Ingredients ½ cup raisins
1 cup boiling water1 (12-ounce) package firm silken tofu
5 Tablespoons dark brown sugar
2 teaspoons molasses
1/8 teaspoon salt
2 teaspoons lemon juice
2 Tablespoons unsalted butter
10 ¼-½ inch thick disks of vanilla sponge cake (the disks should be roughly the size of the inside of 6-ounce tall juice or parfait glasses)
Dark rum
Sweetened whipped cream as a garnish
Instructions Measure raisins into a small bowl.
Add boiling water and let stand until raisins are plumped, about 10 minutes.
Drain, reserving raisins. In food processor, blend tofu, brown sugar, molasses, lemon juice and salt until smooth.
In small skillet or saucepan over medium heat, melt butter until just beginning to brown.
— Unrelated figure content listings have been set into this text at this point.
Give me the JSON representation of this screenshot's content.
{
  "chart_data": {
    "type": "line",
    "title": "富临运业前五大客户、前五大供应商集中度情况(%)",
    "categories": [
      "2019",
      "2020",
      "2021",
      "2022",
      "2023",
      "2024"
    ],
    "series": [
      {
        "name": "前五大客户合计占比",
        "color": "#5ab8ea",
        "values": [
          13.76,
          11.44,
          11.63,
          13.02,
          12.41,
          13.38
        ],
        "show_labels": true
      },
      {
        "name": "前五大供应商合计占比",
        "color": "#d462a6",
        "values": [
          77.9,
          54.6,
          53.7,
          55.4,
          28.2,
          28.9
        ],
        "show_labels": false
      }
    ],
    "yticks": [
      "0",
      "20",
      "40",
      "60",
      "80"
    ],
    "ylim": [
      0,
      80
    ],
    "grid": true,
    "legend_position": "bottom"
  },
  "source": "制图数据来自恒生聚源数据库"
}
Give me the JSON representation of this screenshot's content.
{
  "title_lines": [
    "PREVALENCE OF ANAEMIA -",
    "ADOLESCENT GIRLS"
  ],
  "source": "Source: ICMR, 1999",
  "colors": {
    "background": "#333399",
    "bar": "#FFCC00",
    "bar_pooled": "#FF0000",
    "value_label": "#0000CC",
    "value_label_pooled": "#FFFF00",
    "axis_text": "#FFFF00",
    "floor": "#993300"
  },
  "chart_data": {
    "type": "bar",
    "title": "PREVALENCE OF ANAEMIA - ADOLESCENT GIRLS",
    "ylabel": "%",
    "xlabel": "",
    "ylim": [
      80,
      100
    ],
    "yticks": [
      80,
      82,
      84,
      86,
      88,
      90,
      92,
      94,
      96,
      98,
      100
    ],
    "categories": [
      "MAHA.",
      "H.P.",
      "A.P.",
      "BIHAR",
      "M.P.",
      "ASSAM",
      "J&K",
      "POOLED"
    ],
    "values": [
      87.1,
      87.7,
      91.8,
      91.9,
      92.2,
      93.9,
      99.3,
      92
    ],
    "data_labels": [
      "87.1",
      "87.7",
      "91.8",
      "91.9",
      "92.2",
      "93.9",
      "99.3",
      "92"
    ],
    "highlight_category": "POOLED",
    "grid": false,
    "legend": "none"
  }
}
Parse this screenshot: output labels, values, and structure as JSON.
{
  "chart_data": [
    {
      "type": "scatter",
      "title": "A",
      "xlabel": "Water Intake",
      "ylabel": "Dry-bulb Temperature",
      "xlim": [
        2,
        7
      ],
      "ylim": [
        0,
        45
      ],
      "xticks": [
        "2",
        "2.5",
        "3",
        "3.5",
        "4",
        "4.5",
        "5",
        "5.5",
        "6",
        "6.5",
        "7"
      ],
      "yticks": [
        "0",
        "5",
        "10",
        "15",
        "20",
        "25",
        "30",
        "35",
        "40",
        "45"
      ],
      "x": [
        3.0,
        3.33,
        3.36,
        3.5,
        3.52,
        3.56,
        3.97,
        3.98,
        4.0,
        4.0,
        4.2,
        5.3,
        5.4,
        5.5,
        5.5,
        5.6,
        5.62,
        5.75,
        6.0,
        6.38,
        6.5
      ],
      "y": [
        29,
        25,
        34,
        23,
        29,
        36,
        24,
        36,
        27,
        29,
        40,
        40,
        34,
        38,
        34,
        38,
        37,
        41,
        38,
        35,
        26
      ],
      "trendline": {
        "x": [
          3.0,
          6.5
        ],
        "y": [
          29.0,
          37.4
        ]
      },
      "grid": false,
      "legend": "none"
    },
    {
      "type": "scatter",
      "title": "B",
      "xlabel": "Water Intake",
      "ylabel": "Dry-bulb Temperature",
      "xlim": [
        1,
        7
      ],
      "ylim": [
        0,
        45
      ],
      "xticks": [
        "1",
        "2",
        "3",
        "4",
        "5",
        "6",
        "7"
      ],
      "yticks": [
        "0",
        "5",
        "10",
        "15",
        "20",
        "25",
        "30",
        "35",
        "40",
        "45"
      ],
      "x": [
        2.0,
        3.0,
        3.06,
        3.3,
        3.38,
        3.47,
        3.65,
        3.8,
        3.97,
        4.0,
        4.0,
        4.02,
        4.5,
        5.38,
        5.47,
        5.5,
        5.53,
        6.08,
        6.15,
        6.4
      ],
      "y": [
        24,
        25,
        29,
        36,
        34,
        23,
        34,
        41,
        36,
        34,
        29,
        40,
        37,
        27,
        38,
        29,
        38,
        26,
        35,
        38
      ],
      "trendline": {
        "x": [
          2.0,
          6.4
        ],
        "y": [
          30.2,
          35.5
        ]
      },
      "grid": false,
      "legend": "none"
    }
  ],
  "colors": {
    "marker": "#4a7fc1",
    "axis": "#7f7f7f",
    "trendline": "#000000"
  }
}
With motor running, pour browned butter into the tofu mixture. Set out 5 (6-ounce) tall juice or parfait glasses. Place a circle of sponge cake in the bottom of each glass.
Drizzle a small amount of rum over the cake. Place several raisins on the cake.
Top the cake circle with several tablespoons of tofu mixture.
Place another circle of sponge cake on top of the tofu mixture and drizzle with rum.
Place several more raisins on top of the cake, reserving some for garnish.
Spoon in remaining tofu mixture.
Chill at least 30 minutes.
To serve, decorate the top of each “shot” with sweetened whipped cream and plumped raisins.